One of the teenagers accused of savagely beating a young father to death in west Belfast whistled for others to join the attack, the High Court has heard.

A witness claimed Lee Smyth used the signal to gather a crowd during the fatal assault on 20-year-old Christopher Meli, prosecutors said.

Smyth (18), of Colinbrook Gardens in Dunmurry, is one of three teenagers charged with last month's murder. He was refused bail due to the risk of further offences being committed.

Detectives believe up to 20 people were involved in a number of violent confrontations that led to Mr Meli being killed in the Twinbrook area of the city.

A post-mortem examination confirmed he died of head injuries after being attacked at an area of grassland known as Doc's Lane in the early hours of December 12.

In court yesterday prosecution counsel said: "Early indications are that Christopher Meli was set upon by a large group of both male and female persons and subjected to a sustained, savage attack."
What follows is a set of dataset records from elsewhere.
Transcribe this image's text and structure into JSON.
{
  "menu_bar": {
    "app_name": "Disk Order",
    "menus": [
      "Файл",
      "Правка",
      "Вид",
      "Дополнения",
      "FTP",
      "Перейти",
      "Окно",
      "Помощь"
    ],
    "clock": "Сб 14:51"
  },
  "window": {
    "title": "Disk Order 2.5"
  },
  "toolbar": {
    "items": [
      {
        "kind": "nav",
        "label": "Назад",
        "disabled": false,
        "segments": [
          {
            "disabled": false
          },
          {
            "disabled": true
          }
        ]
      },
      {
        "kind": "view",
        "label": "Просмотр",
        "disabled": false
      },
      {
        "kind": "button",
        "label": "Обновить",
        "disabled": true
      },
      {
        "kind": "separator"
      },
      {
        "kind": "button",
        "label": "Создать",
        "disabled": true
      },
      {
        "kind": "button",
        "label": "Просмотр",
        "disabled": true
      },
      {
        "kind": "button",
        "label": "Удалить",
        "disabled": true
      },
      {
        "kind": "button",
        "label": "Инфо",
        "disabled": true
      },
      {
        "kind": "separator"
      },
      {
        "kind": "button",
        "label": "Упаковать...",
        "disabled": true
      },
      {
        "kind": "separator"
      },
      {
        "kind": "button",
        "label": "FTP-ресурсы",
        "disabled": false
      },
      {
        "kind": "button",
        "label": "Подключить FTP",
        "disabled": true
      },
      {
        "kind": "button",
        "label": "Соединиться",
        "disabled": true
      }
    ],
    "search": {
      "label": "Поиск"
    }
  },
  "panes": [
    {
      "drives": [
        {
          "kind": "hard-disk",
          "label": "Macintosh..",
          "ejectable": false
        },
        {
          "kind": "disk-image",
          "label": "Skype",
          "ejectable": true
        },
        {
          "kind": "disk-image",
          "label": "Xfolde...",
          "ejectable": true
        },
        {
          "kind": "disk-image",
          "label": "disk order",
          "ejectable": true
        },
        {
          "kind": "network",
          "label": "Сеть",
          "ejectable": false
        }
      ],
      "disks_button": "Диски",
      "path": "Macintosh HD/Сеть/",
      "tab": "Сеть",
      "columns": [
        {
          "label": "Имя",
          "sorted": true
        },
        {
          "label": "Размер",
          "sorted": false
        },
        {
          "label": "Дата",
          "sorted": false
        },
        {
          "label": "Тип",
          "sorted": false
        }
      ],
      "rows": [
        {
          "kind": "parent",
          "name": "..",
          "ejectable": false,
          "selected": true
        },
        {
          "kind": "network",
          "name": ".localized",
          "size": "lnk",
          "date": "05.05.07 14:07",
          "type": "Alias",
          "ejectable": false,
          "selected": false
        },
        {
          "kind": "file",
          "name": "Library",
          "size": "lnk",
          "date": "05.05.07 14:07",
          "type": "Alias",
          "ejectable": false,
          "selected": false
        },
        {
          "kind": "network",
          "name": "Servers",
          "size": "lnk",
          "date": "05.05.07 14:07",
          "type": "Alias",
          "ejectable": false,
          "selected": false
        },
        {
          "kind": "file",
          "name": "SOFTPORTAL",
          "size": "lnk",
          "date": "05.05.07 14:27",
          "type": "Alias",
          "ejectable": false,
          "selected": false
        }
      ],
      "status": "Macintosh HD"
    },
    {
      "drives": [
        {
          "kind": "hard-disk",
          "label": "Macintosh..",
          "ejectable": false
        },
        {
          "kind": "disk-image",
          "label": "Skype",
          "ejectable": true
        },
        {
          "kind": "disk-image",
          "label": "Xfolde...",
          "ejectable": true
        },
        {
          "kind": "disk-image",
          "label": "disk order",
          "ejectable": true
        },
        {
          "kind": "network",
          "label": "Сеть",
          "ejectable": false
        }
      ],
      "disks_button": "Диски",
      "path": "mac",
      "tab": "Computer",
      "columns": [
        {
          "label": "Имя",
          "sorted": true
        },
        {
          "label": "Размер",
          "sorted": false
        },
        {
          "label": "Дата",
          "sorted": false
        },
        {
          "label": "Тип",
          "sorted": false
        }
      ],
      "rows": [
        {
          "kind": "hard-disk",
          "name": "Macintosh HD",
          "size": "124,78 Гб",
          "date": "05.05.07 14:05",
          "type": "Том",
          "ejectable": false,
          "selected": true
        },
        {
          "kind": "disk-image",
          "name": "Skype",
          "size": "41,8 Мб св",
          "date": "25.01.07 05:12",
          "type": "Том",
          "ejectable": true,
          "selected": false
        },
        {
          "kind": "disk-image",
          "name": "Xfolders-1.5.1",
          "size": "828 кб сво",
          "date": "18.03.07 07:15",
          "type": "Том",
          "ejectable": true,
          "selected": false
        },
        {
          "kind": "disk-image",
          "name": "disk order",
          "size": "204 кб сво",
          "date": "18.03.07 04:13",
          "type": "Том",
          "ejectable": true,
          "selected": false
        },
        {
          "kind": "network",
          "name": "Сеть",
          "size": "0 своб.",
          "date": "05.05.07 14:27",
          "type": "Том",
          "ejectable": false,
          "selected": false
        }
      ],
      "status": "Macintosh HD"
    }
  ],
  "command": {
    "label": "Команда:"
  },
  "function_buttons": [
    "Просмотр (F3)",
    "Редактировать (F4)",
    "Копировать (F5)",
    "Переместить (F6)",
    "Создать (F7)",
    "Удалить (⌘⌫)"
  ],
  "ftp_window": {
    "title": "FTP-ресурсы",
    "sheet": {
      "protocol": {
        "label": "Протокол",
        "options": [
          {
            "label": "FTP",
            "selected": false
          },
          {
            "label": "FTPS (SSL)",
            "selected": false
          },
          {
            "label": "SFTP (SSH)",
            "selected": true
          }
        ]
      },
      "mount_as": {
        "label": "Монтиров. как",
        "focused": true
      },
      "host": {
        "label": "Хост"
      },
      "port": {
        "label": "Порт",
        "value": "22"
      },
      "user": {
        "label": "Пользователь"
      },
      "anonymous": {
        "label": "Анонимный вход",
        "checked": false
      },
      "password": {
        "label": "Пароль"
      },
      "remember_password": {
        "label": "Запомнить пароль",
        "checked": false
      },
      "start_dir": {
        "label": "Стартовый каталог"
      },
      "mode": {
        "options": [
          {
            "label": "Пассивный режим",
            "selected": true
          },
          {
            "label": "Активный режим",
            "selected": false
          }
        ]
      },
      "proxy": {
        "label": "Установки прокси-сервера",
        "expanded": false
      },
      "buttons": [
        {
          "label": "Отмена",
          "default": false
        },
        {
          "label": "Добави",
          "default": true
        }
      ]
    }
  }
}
One line of inquiry is that the victim and his friends were targeted in retaliation for a clash outside a kebab shop on the Stewartstown Road earlier the same night.

Another group of teenagers came together to "exact revenge" for that fight, in which one of their number sustained a "busted nose", the court heard.

Mr Meli was said to have been knocked down and repeatedly punched and kicked about the head.

Smyth, who denies the charge, went to police later that day to give an account of his involvement in the wider incident. He claimed to have exchanged blows with Mr Meli in a "fair fight" where both were on the ground as others set upon them, a judge was told.

But the prosecutor said a witness gave a different version of events. Referring to those allegations, she said: "Lee Smyth was heard to whistle as a signal for others to join him. As he whistled more people came towards them from a different direction.

"The witness identified Lee Smyth starting to assault Mr Meli on the ground, kicking him to the face and stomach."

During the incident one of those at the scene was said to have remarked: "He's dying."

Christopher's mother Venessa Burke was in court with family members for the bail application.

After a number of emotional outbursts His Honour Judge Lynch warned he would clear the public gallery if there were any further disturbances.

At one point relatives reacted furiously when they heard Smyth told police Mr Meli had confronted him armed with a knife.

It was confirmed that police have no evidence that the dead man had a weapon. However, one of those with Mr Meli was said to have produced a knife in a bid to ward off the other group at a separate stage in the events.

Twelve people have been arrested and questioned so far, with murder charges also brought against two others aged 18 and 16.

Denying bail, Judge Lynch said: "There's a risk of the commission of further offences."

His refusal was greeted with cheers from Mr Meli's relatives.